Wash your hands often with soap and water for a minimum of 20 seconds, especially after being in public. They say to sing the Happy Birthday song twice to get to 20 seconds. Use hand sanitizer that contains at least 60% alcohol in between washing your hands.

Avoid touching your nose, eyes, and mouth if you haven't washed your hands.

2. Limit close contact

  • If you're out and you see someone coughing, avoid contact with them at all costs.
  • Avoid unnecessarily gathering in large crowds. Some people are asymptomatic and unaware that they're infected, causing the virus to spread unknowingly.
  • Stay home if you can. Those fun events you want to attend will come around at a later date. Social distancing is a great way to slow down the spread of COVID-19.

3. Clean

Germaphobes rejoice, this is something we do on the daily. Clean and frequently disinfect, especially high use and often touched surfaces like doorknobs, window sills, handrails, elevator buttons, etc. Studies have indicated that COVID-19 can linger on surfaces for up to nine days in contrast to the common cold virus, which only sticks around for a couple of hours.

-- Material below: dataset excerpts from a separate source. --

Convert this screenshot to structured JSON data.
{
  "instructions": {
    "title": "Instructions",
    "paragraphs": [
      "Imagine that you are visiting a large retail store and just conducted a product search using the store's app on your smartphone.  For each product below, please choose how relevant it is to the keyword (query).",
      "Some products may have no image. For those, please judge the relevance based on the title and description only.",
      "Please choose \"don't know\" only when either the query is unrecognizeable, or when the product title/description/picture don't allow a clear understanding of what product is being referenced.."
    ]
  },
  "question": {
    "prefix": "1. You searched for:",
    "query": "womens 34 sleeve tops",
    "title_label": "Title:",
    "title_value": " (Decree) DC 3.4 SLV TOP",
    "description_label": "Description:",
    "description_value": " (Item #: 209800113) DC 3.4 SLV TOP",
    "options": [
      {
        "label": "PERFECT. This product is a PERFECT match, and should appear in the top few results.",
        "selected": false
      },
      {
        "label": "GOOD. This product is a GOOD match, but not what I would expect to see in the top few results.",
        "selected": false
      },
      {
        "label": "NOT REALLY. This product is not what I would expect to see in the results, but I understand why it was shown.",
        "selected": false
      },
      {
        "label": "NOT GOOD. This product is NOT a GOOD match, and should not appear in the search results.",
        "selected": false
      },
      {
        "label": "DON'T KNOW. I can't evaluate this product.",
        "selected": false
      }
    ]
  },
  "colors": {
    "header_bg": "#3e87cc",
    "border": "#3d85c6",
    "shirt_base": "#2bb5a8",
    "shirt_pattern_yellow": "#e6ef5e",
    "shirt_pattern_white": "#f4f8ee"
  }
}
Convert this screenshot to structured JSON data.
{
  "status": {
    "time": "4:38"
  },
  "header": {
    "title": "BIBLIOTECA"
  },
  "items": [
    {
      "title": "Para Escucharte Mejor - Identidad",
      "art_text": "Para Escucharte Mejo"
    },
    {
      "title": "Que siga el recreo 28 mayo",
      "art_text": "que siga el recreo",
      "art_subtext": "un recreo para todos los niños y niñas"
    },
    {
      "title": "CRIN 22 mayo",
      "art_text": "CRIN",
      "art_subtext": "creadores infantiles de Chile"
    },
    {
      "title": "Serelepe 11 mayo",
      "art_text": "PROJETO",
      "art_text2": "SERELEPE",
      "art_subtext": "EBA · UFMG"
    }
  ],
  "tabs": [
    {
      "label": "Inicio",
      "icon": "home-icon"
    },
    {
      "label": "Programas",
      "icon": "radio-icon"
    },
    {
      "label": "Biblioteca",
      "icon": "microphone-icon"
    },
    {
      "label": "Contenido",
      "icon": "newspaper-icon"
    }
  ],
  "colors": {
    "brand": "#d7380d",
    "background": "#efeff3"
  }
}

So, bust out your Lysol, Mr. Clean, Windex, and any other EPA-registered household disinfectant and start cleaning.


If you're symptomatic, self-quarantine. 

Stay home if you're sick. If your symptoms are getting worse, call your primary care physician to get advice. They may instruct you to go to the hospital. Before heading to the hospital, call them, so they can prepare for your arrival with the appropriate protective gear for their safety and those that are at high risk.

If you're coughing or sneezing, use a tissue paper and immediately dispose of it when done. If there's no tissue around, use the inside of your elbow sleeve to cough or sneeze into. Wash your hands after.

Let's try to protect others around us, as well.

Together, we can slow it down.

We all must work together to slow down the spread of COVID-19, so our healthcare system isn't overflowing with coronavirus patients.

These measures, as simple as they are, are effective. The good news is that many of these measures we should already be practicing, like washing our hands. We now simply need to implement these measures more than usual to protect ourselves, and others.